Toyota Motor Corp <7203.T> cut its profit forecast for this business year by more than half on Friday as it continues to suffer from a stronger yen and widespread output disruptions due to Thailand's floods.
Toyota is poised for a record year in production next year, as it rebuilds inventories and puts behind it the natural disasters in Japan and Thailand that hobbled operations and likely knocked it from the top spot into third place at best among global automakers.
But the yen's strength will remain a severe worry.
Toyota is hitting a trough, said Cho Soo-Hong, auto analyst at Woori Investment & Securities in Seoul. Its market share will recover next year with the output normalization and new model launches, but I don't expect too much from Toyota's earnings as the yen is expected to remain strong because of appetite for safe-haven assets.
Japan's top automaker said it expects an operating profit of 200 billion yen ($2.6 billion) in the year to March 31, 2012, down 57 percent from last year and well below a consensus forecast of 419 billion yen in a survey of 23 analysts by Thomson Reuters I/B/E/S.
The company's previous forecast of 450 billion yen, issued in August, was withdrawn last month after Thailand's worst floods in 50 years cut off the supply of parts to factories in 10 countries. The Thai floods are expected to cause a net shortfall of 230,000 vehicles this business year, the company said.

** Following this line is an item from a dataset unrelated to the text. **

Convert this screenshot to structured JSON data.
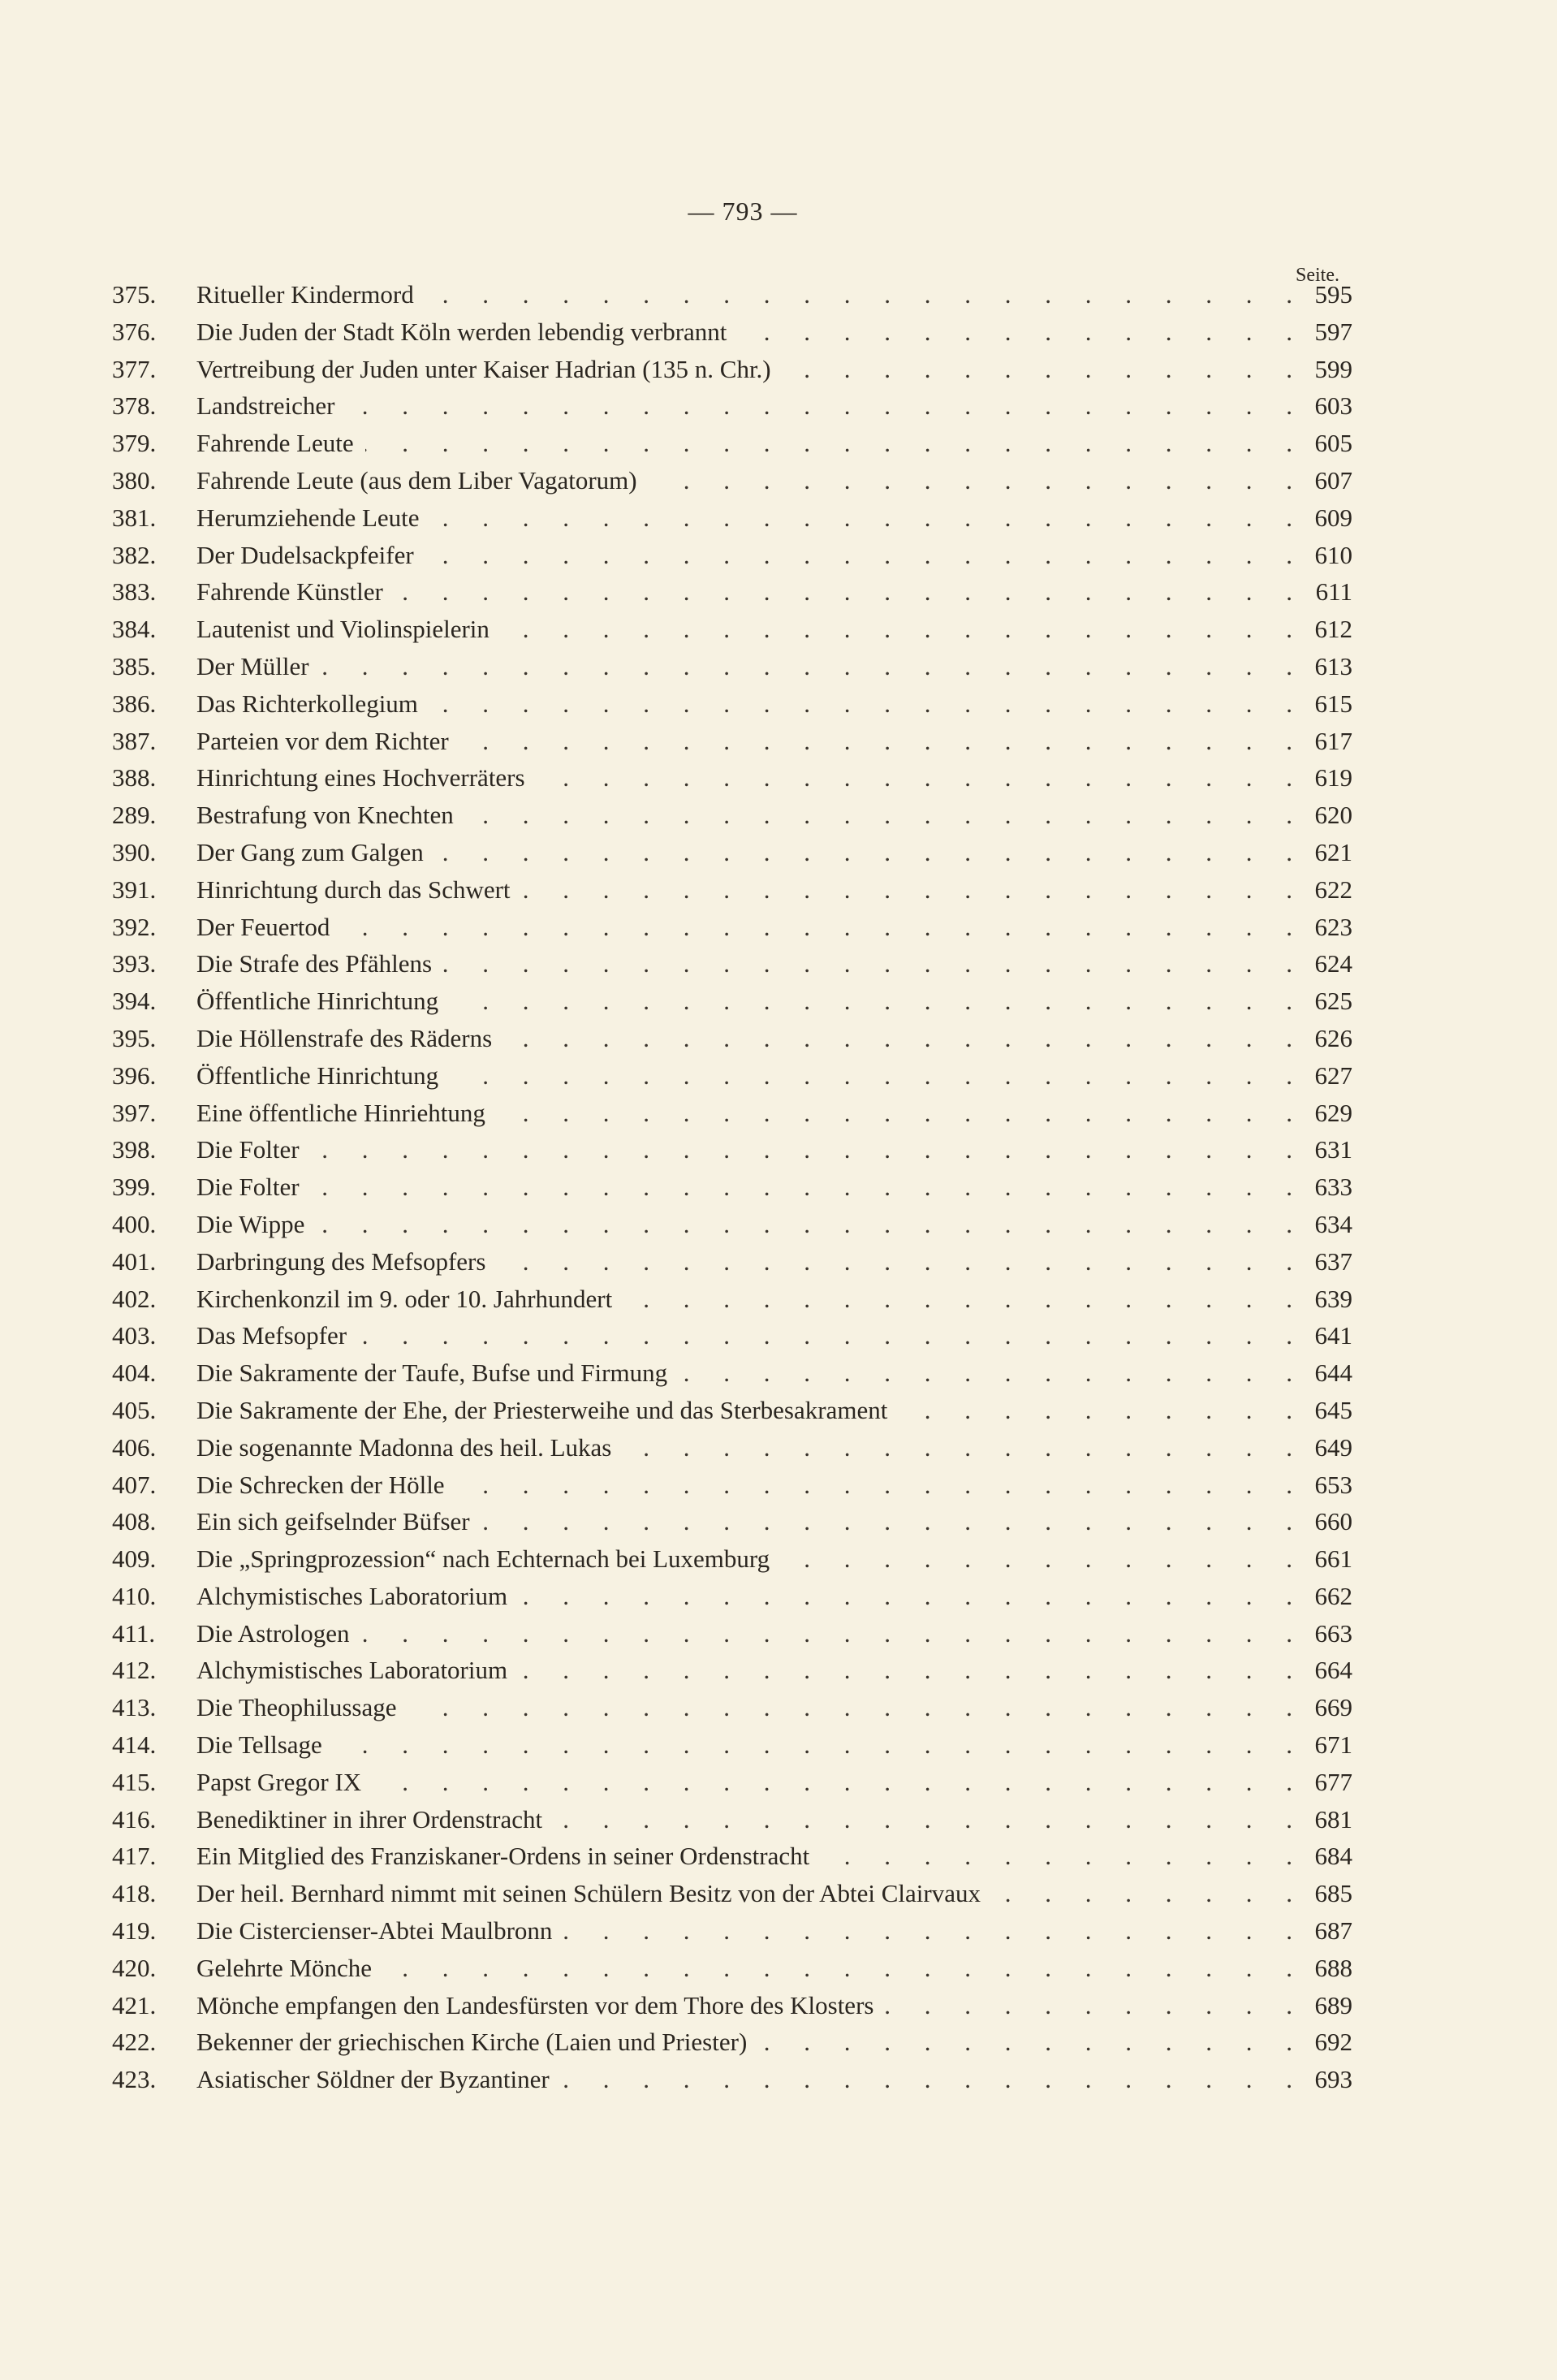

With waters having receded and recovery work under way at Thailand's industrial parks, Toyota has said its production has returned to normal in most regions, leaving just Thailand and South Africa operating at reduced rates.
The company said on Friday that Thai production was expected to return to normal this month.
The Thai disaster and Japan's earthquake and tsunami in March have hit Japanese automakers particularly hard. Unable to meet demand, Toyota is set to lose its crown as the world's top seller of automobiles to General Motors Co
The company said the Thai floods accounted for 120 billion yen of the downward revision to operating profit, while the yen's strength, which hurts the competitiveness of exports and reduces the value of overseas profits when repatriated to Japan, cut another 190 billion. These were offset by 60 billion yen in profit-boosting measures.
Once the supply issues disappear, Toyota will ramp up production to rebuild depleted inventories, likely making 2012 a record year. Its new models, including the Camry sedan, are set to pose tough competition for rival Hyundai Motor Co <005380.KS> next year, analysts said.
But Japanese automakers still have to contend with the yen's persistent strength, which they say is a far bigger problem than the supply chain disruptions. Toyota has said it needs the dollar to rise to at least 85 yen, far from 77-78 yen currently.
(The revision) is partly because Toyota's exposure to currency swings is big, but I think this revision also brought to light the severity of the crisis Japan is in, because the country is founded on its export strength, Toyota's chief financial officer, Satoshi Ozawa, told a news conference.
The automaker projected a net profit of 180 billion yen for the current financial year, down 56 percent from last year and a sharp cut from its previous forecast of 390 billion yen.
Toyota's announcement leaves just Honda Motor Co <7267.T> without annual guidance among Japanese automakers. Honda has been hit the hardest by both disasters, with the only car factory underwater in Thailand and taking the longest to recover from the March 11 disasters.
Honda's chief financial officer has said he expects to provide annual forecasts around the time it reports third-quarter results, usually due in late January.
Toyota's shares have fallen 18 percent in the year to date, in line with Tokyo's main Topix index <.TOPX>. Honda has lost 24 percent.